ANOVA-type CODING: Another way to avoid over-parametrization is to fix the sum of the terms equal to a constant, typically 0. That is the ANOVA-type constraint. This corresponds to using the so-called "effect” coding for categorical variables (e.g. A = 1, 0, −1). By default, SAS PROC CATMOD and R loglin(), use the zero-sum constraint, e.g., the expected cell count in the first cell and the last cell,

\(\log(\mu_{11})=\lambda+\lambda_1^A+\lambda_1^B\)

\(\log(\mu_{22})=\lambda-\lambda_1^A-\lambda_1^B\)

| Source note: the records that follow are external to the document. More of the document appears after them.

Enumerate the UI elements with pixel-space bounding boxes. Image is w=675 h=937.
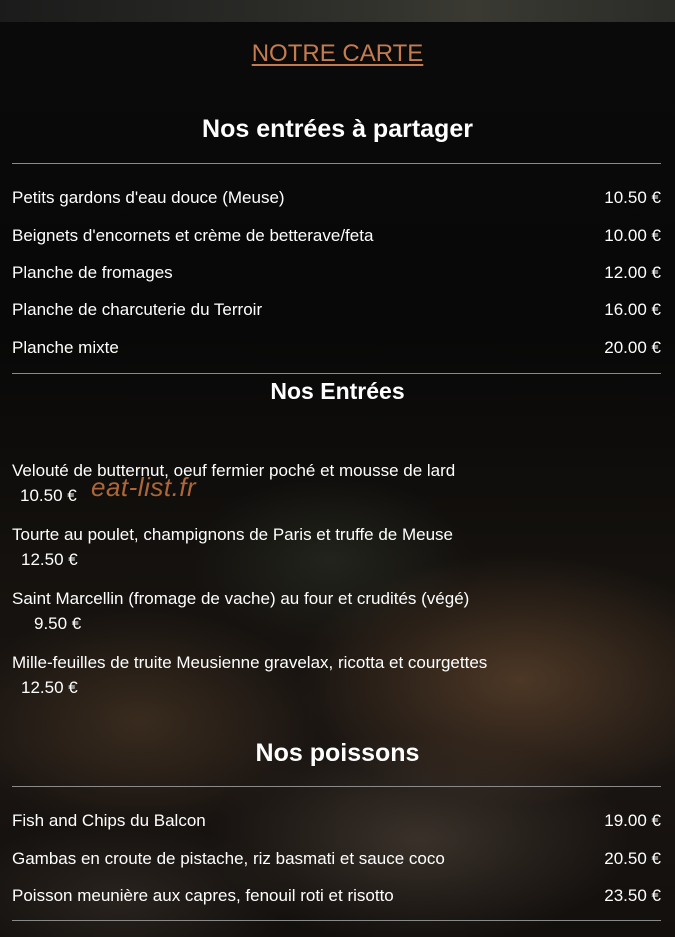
menu-item: Gambas en croute de pistache, riz basmat… xyxy=(12,849,661,869)
item-name: Velouté de butternut, oeuf fermier poché… xyxy=(12,461,456,480)
menu-item: Saint Marcellin (fromage de vache) au fo… xyxy=(12,589,661,634)
menu-item: Poisson meunière aux capres, fenouil rot… xyxy=(12,886,661,906)
watermark: eat-list.fr xyxy=(91,472,197,502)
item-price: 20.50 € xyxy=(604,849,661,868)
item-name: Beignets d'encornets et crème de bettera… xyxy=(12,226,374,245)
divider xyxy=(12,373,661,374)
item-price: 10.50 € xyxy=(604,188,661,207)
item-name: Planche de fromages xyxy=(12,263,173,282)
divider xyxy=(12,786,661,787)
item-name: Tourte au poulet, champignons de Paris e… xyxy=(12,525,454,544)
divider xyxy=(12,920,661,921)
item-price: 23.50 € xyxy=(604,886,661,905)
item-name: Mille-feuilles de truite Meusienne grave… xyxy=(12,653,488,672)
section-title-entrees-partager: Nos entrées à partager xyxy=(202,115,473,143)
item-price: 19.00 € xyxy=(604,811,661,830)
item-price: 12.50 € xyxy=(21,678,78,697)
item-price: 12.00 € xyxy=(604,263,661,282)
menu-item: Planche mixte 20.00 € xyxy=(12,338,661,358)
item-name: Poisson meunière aux capres, fenouil rot… xyxy=(12,886,394,905)
item-price: 9.50 € xyxy=(34,614,82,633)
menu-item: Mille-feuilles de truite Meusienne grave… xyxy=(12,653,661,698)
item-name: Gambas en croute de pistache, riz basmat… xyxy=(12,849,445,868)
item-name: Fish and Chips du Balcon xyxy=(12,811,206,830)
item-price: 16.00 € xyxy=(604,300,661,319)
menu-item: Planche de fromages 12.00 € xyxy=(12,263,661,283)
section-title-entrees: Nos Entrées xyxy=(270,378,405,404)
menu-item: Beignets d'encornets et crème de bettera… xyxy=(12,226,661,246)
page-title-link[interactable]: NOTRE CARTE xyxy=(0,40,675,68)
menu-item: Tourte au poulet, champignons de Paris e… xyxy=(12,525,661,570)
item-price: 12.50 € xyxy=(21,550,78,569)
divider xyxy=(12,163,661,164)
item-price: 10.00 € xyxy=(604,226,661,245)
section-title-poissons: Nos poissons xyxy=(255,739,420,767)
menu-item: Petits gardons d'eau douce (Meuse) 10.50… xyxy=(12,188,661,208)
item-name: Saint Marcellin (fromage de vache) au fo… xyxy=(12,589,470,608)
menu-page: NOTRE CARTE Nos entrées à partager Petit… xyxy=(0,0,675,937)
item-name: Planche mixte xyxy=(12,338,119,357)
item-name: Planche de charcuterie du Terroir xyxy=(12,300,263,319)
menu-item: Planche de charcuterie du Terroir 16.00 … xyxy=(12,300,661,320)
item-price: 20.00 € xyxy=(604,338,661,357)
item-name: Petits gardons d'eau douce (Meuse) xyxy=(12,188,285,207)
menu-item: Fish and Chips du Balcon 19.00 € xyxy=(12,811,661,831)
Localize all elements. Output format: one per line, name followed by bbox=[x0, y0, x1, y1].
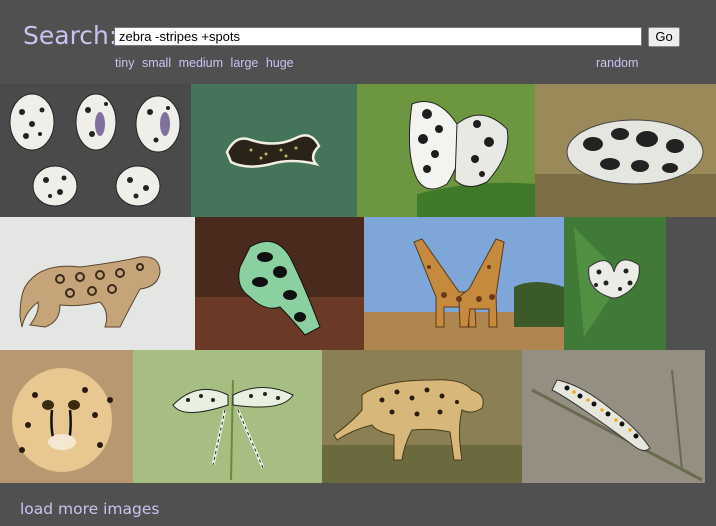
giraffes-image[interactable] bbox=[364, 217, 564, 350]
spotted-sea-slug-image[interactable] bbox=[535, 84, 716, 217]
spotted-shells-image[interactable] bbox=[0, 84, 191, 217]
random-link[interactable]: random bbox=[596, 56, 638, 70]
cheetah-face-image[interactable] bbox=[0, 350, 133, 483]
size-options: tiny small medium large huge bbox=[115, 56, 298, 70]
spotted-moth-image[interactable] bbox=[564, 217, 666, 350]
spotted-flatworm-image[interactable] bbox=[191, 84, 357, 217]
spotted-butterfly-image[interactable] bbox=[357, 84, 535, 217]
search-input[interactable]: zebra -stripes +spots bbox=[114, 27, 642, 46]
load-more-link[interactable]: load more images bbox=[20, 500, 160, 518]
empty-tile bbox=[666, 217, 716, 350]
size-tiny-link[interactable]: tiny bbox=[115, 56, 134, 70]
size-large-link[interactable]: large bbox=[231, 56, 259, 70]
go-button[interactable]: Go bbox=[648, 27, 680, 47]
poison-dart-frog-image[interactable] bbox=[195, 217, 364, 350]
spotted-toy-animal-image[interactable] bbox=[0, 217, 195, 350]
size-huge-link[interactable]: huge bbox=[266, 56, 294, 70]
size-medium-link[interactable]: medium bbox=[179, 56, 223, 70]
walking-cheetah-image[interactable] bbox=[322, 350, 522, 483]
spotted-caterpillar-image[interactable] bbox=[522, 350, 705, 483]
search-label: Search: bbox=[23, 21, 118, 50]
size-small-link[interactable]: small bbox=[142, 56, 171, 70]
spotted-lacewing-image[interactable] bbox=[133, 350, 322, 483]
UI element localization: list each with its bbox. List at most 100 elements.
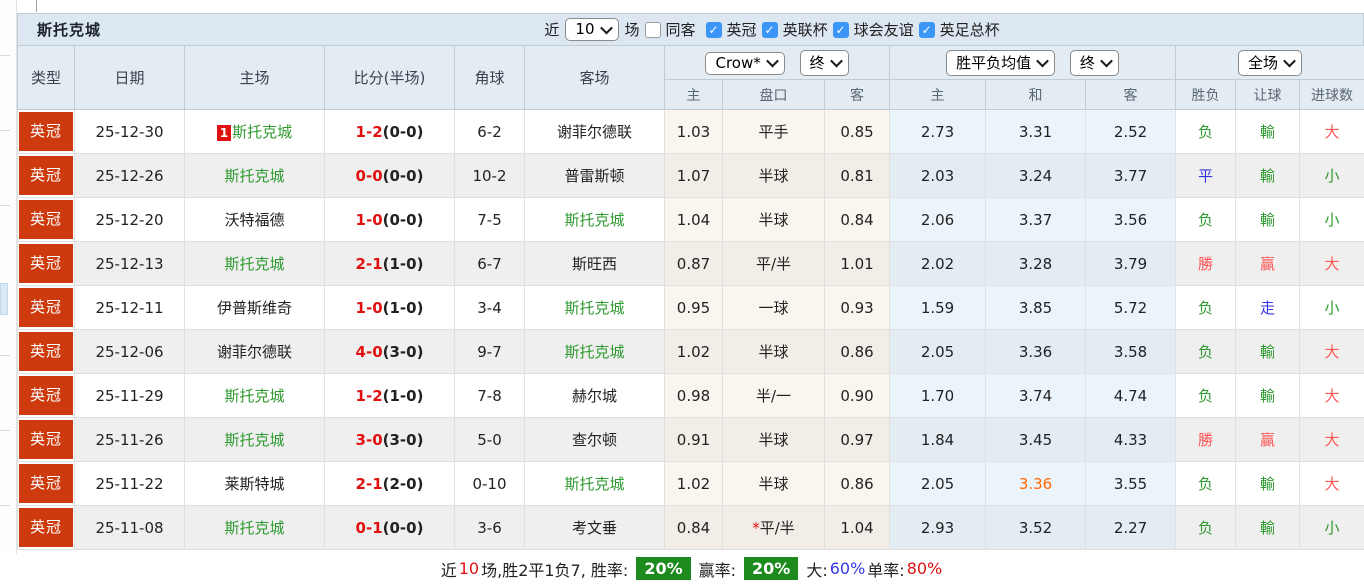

We will see more on these with a specific example in the next section.

##
Link to odds and odds ratio
Section* *

We can have different parameter estimates (i.e, different values of \(\lambda\)s) depending on the type of constraints we set. So, what is unique about these parameters that lead to the same inference, regardless of parametrization? **The differences, that is the log odds, are unique**:

\(\lambda_i^A-\lambda_{i'}^A\)

\(\lambda_j^B-\lambda_{j'}^B\)

where the subscript \(i\) denotes one level of categorical variable \(A\) and "\(i\)" denotes another level of the same variable; similarly for \(B\).

Thus the odds is also unique!

\begin{align} \log(odds) &= \log\left(\dfrac{\mu_{i1}}{\mu_{i2}}\right)=\log(\mu_{i1})-\log(\mu_{i2})\\ &= (\lambda+\lambda_i^A+\lambda_1^B)-(\lambda+\lambda_i^A+\lambda_2^B)=\lambda_1^B-\lambda_2^B\\ \end{align}

\(\Rightarrow \mbox{odds} = \exp(\lambda_{1}^{B} − \lambda_{2}^{B})\)

If we have the model of independence, we expect that the log(odds ratio) is 0, that is, that the odds ratio is 1. Can you finish the calculation below and show that you get zero?

\begin{align}\log(oddsratio) &= \log\left(\dfrac{\mu_{11}\mu_{22}}{\mu_{12}\mu_{21}}\right)\\&= \log(\mu_{11})+\log(\mu_{22})-\log(\mu_{12})-\log(\mu_{21})\\&= \cdots\\\end{align}

\(\begin{align*}\log(oddsratio)& = \log\left(\dfrac{\mu_{11}\mu_{22}}{\mu_{12}\mu_{21}}\right)\\ &= \log(\mu_{11})+\log(\mu_{22})-\log(\mu_{12})+\log(\mu_{21})\\ &= \lambda+\lambda_1^A+\lambda_1^B+\lambda+\lambda_2^A+\lambda_2^B-\lambda-\lambda_1^A-\lambda_2^B-\lambda-\lambda_2^A-\lambda_1^B\\ &= 0\\ \end{align*}\)

The odds ratio measures the strength of the association and depends only on the interaction terms {\(\lambda_{ij}^{AB}\) }, which clearly does not appear in this model, but we will discuss it when we see the saturated log-linear model.

Do you recall, how many odds ratios do we need to completely characterize associations in \(I\times J\) tables?